Trayton was allowed to participate in the training, using a school-owned three-wheel therapy cycle. It was a new experience for him, and Fisher realized immediately the boy needed his own wheels.
“The look on his face that day was so unreal, I just figured there had to be a way to do it,” Fisher said.
“It just lit up like a Roman candle,” said Darrel Borek, another SCOPE bicycle safety instructor. “Boom.”
The volunteers gave helmets to Trayton and other children who didn’t have them, but Trayton said he didn’t need one because he didn’t have a bicycle.
“I just said, ‘Oh, maybe someday you will,’ ” Fisher recalled. “I’d already put it in my mind that I was going to make this happen.”
That was in May, and Fisher soon contacted family members and began raising money. The first challenge was to determine what kind of cycle to get.
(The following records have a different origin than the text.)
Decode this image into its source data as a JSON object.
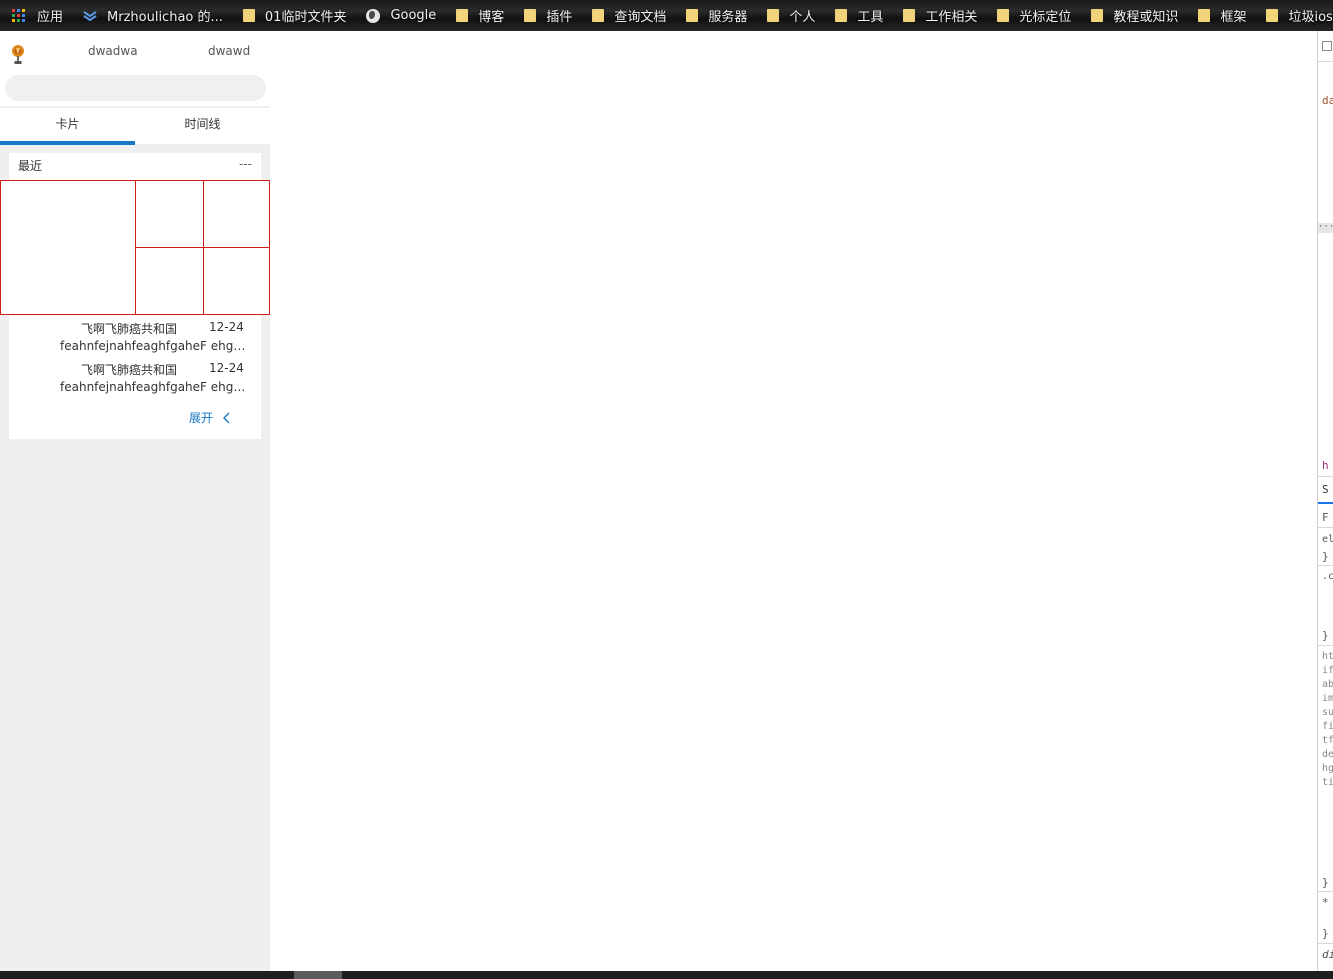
{
  "bookmarks": [
    {
      "label": "应用",
      "icon": "apps-icon"
    },
    {
      "label": "Mrzhoulichao 的...",
      "icon": "chevron-icon"
    },
    {
      "label": "01临时文件夹",
      "icon": "folder-icon"
    },
    {
      "label": "Google",
      "icon": "globe-icon"
    },
    {
      "label": "博客",
      "icon": "folder-icon"
    },
    {
      "label": "插件",
      "icon": "folder-icon"
    },
    {
      "label": "查询文档",
      "icon": "folder-icon"
    },
    {
      "label": "服务器",
      "icon": "folder-icon"
    },
    {
      "label": "个人",
      "icon": "folder-icon"
    },
    {
      "label": "工具",
      "icon": "folder-icon"
    },
    {
      "label": "工作相关",
      "icon": "folder-icon"
    },
    {
      "label": "光标定位",
      "icon": "folder-icon"
    },
    {
      "label": "教程或知识",
      "icon": "folder-icon"
    },
    {
      "label": "框架",
      "icon": "folder-icon"
    },
    {
      "label": "垃圾ios兼容问题",
      "icon": "folder-icon"
    }
  ],
  "header": {
    "user_a": "dwadwa",
    "user_b": "dwawd",
    "search_value": ""
  },
  "tabs": [
    {
      "label": "卡片",
      "active": true
    },
    {
      "label": "时间线",
      "active": false
    }
  ],
  "card": {
    "title": "最近",
    "more": "---",
    "messages": [
      {
        "name": "飞啊飞肺癌共和国",
        "date": "12-24",
        "text": "feahnfejnahfeaghfgaheF ehgafjaghdfgahdfg"
      },
      {
        "name": "飞啊飞肺癌共和国",
        "date": "12-24",
        "text": "feahnfejnahfeaghfgaheF ehgafjaghdfgahdfg"
      }
    ],
    "expand_label": "展开"
  },
  "devtools": {
    "lines": [
      "da",
      "h",
      "S",
      "F",
      "el",
      "}",
      ".c",
      "}",
      "ht",
      "if",
      "ab",
      "im",
      "su",
      "fi",
      "tf",
      "de",
      "hg",
      "ti",
      "}",
      "*",
      "}",
      "di"
    ]
  },
  "colors": {
    "accent": "#1677c6",
    "grid_border": "#d31b1b",
    "panel_bg": "#efefef",
    "folder": "#f3d37a"
  }
}
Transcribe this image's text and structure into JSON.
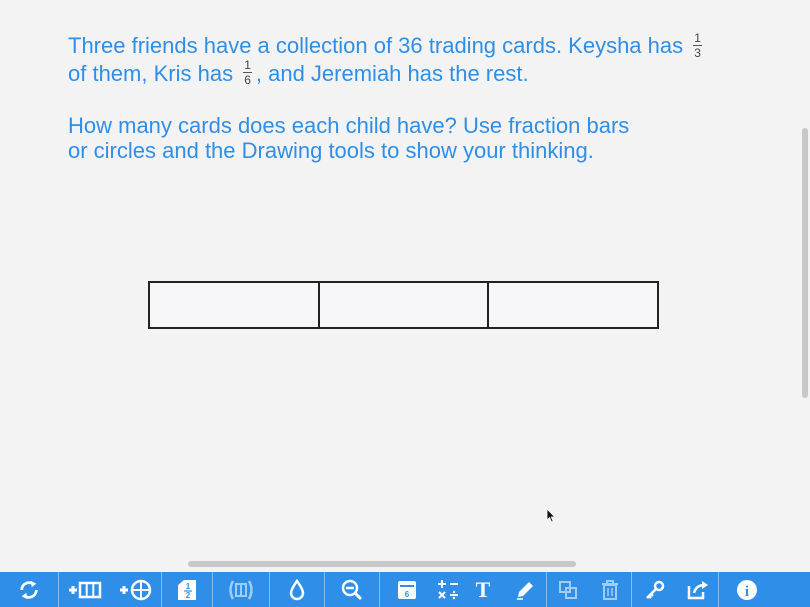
{
  "prompt": {
    "line1_a": "Three friends have a collection of 36 trading cards. Keysha has",
    "line1_frac": {
      "num": "1",
      "den": "3"
    },
    "line2_a": "of them, Kris has",
    "line2_frac": {
      "num": "1",
      "den": "6"
    },
    "line2_b": ", and Jeremiah has the rest.",
    "question_line1": "How many cards does each child have? Use fraction bars",
    "question_line2": "or circles and the Drawing tools to show your thinking."
  },
  "fraction_bar": {
    "segments": 3
  },
  "colors": {
    "accent": "#2f8fe8",
    "background": "#f3f3f4",
    "toolbar": "#2f8fe8"
  },
  "toolbar": {
    "buttons": [
      {
        "icon": "refresh-icon",
        "enabled": true
      },
      {
        "icon": "add-bar-icon",
        "enabled": true
      },
      {
        "icon": "add-circle-icon",
        "enabled": true
      },
      {
        "icon": "fraction-label-icon",
        "label": "½",
        "enabled": true
      },
      {
        "icon": "split-icon",
        "enabled": false
      },
      {
        "icon": "fill-color-icon",
        "enabled": true
      },
      {
        "icon": "zoom-out-icon",
        "enabled": true
      },
      {
        "icon": "calculator-display-icon",
        "enabled": true
      },
      {
        "icon": "operations-icon",
        "enabled": true
      },
      {
        "icon": "text-tool-icon",
        "label": "T",
        "enabled": true
      },
      {
        "icon": "pencil-icon",
        "enabled": true
      },
      {
        "icon": "duplicate-icon",
        "enabled": false
      },
      {
        "icon": "trash-icon",
        "enabled": false
      },
      {
        "icon": "key-icon",
        "enabled": true
      },
      {
        "icon": "share-icon",
        "enabled": true
      },
      {
        "icon": "info-icon",
        "label": "i",
        "enabled": true
      }
    ]
  }
}
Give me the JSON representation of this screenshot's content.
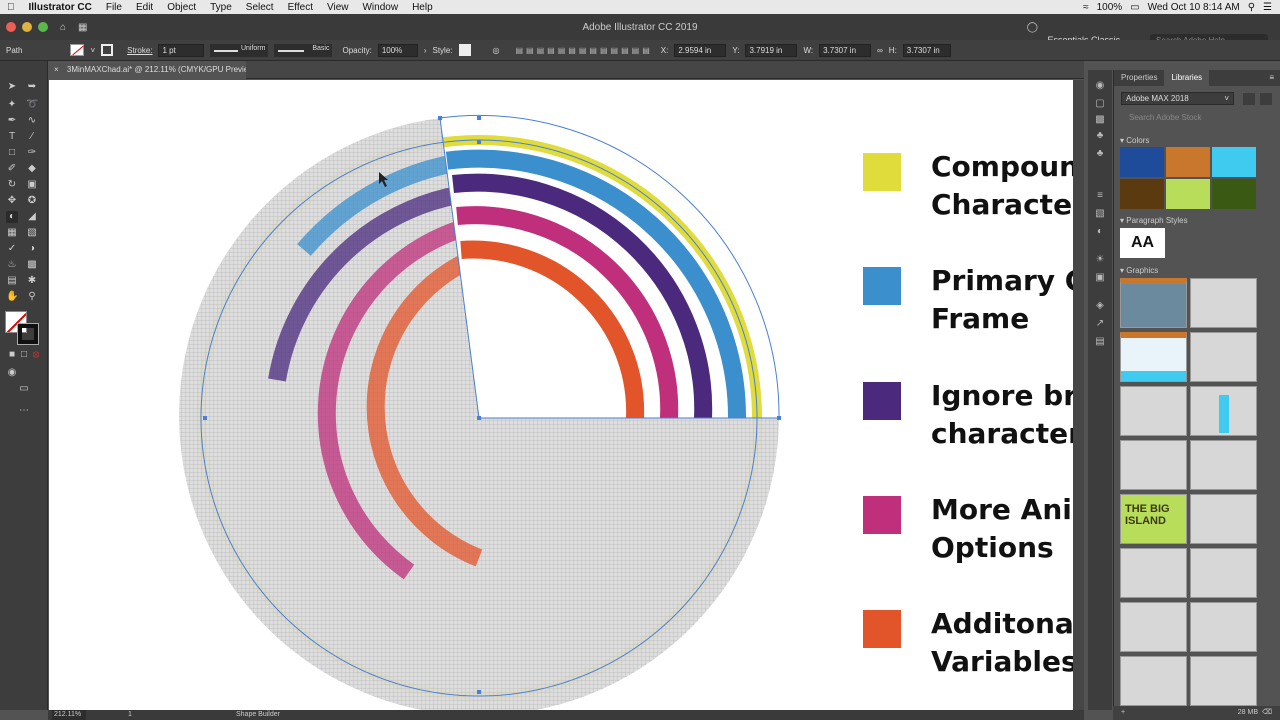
{
  "menubar": {
    "app": "Illustrator CC",
    "items": [
      "File",
      "Edit",
      "Object",
      "Type",
      "Select",
      "Effect",
      "View",
      "Window",
      "Help"
    ],
    "battery": "100%",
    "clock": "Wed Oct 10  8:14 AM"
  },
  "window": {
    "title": "Adobe Illustrator CC 2019",
    "workspace": "Essentials Classic",
    "search_placeholder": "Search Adobe Help"
  },
  "control": {
    "selection": "Path",
    "stroke_label": "Stroke:",
    "stroke_weight": "1 pt",
    "profile": "Uniform",
    "brush": "Basic",
    "opacity_label": "Opacity:",
    "opacity": "100%",
    "style_label": "Style:",
    "x_label": "X:",
    "x": "2.9594 in",
    "y_label": "Y:",
    "y": "3.7919 in",
    "w_label": "W:",
    "w": "3.7307 in",
    "h_label": "H:",
    "h": "3.7307 in"
  },
  "document": {
    "tab": "3MinMAXChad.ai* @ 212.11% (CMYK/GPU Preview)"
  },
  "legend": [
    {
      "line1": "Compoun",
      "line2": "Character",
      "color": "#e0dc3b"
    },
    {
      "line1": "Primary G",
      "line2": "Frame",
      "color": "#3a8fcc"
    },
    {
      "line1": "Ignore bre",
      "line2": "characters",
      "color": "#4b2a7d"
    },
    {
      "line1": "More Anim",
      "line2": "Options",
      "color": "#bf2f7b"
    },
    {
      "line1": "Additonal",
      "line2": "Variables",
      "color": "#e2552a"
    }
  ],
  "panel": {
    "tabs": [
      "Properties",
      "Libraries"
    ],
    "active_tab": "Libraries",
    "library": "Adobe MAX 2018",
    "library_search_placeholder": "Search Adobe Stock",
    "colors_header": "Colors",
    "colors": [
      "#1e4c9a",
      "#c8772d",
      "#3fcaf0",
      "#5a3a0e",
      "#b8dd5a",
      "#3a5a14"
    ],
    "para_header": "Paragraph Styles",
    "para_sample": "AA",
    "graphics_header": "Graphics",
    "graphic_text": [
      "THE BIG ISLAND"
    ],
    "size": "28 MB"
  },
  "status": {
    "zoom": "212.11%",
    "artboard": "1",
    "tool": "Shape Builder"
  }
}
A variety of specialized models are available for different needs, including some that are propelled by arm motion.
“We decided to get him one that would work his legs,” Trayton’s grandfather, Rob Allen, said. “This is real good therapy for him.”
Allen said Trayton is “the last person in the world to let you know he has a disability,” but his leg and abdominal muscles are weak.
“By the end of this summer, you’ll see all kinds of results,” he predicted.
The cycle was custom-built by Rifton Equipment of Rifton, N.Y. Family members had to get numerous measurements – height, chest circumference, leg length – without telling Trayton why.
He didn’t find out about the gift until he arrived at the Spokane Valley police station for a ceremony that included Chief Rick Van Leuven and his boss, Spokane County Sheriff Ozzie Knezovich.
Crystal Larsen said Trayton became suspicious when she and his stepfather, Jose Niño, loaded him into the family car along with a bike helmet.
She said he asked, “Are we going to get a bike today?”
Fisher said he wanted to deliver the cycle before summer’s end, but the trike cost about $1,100 and the SCOPE fund drive faltered. So Allen paid the balance – about a third of the price, he and Fisher said.
As a last-minute finishing touch, Fisher threw in the squeeze-bulb bicycle horn he used as a child.
“I found it in a box and thought I ought to find some way to mount it,” Fisher said.
He got help from the Bike Hub shop, which mounted the horn and threw in a set of safety reflectors.
Trayton made ample use of the horn as he zipped around the police parking lot.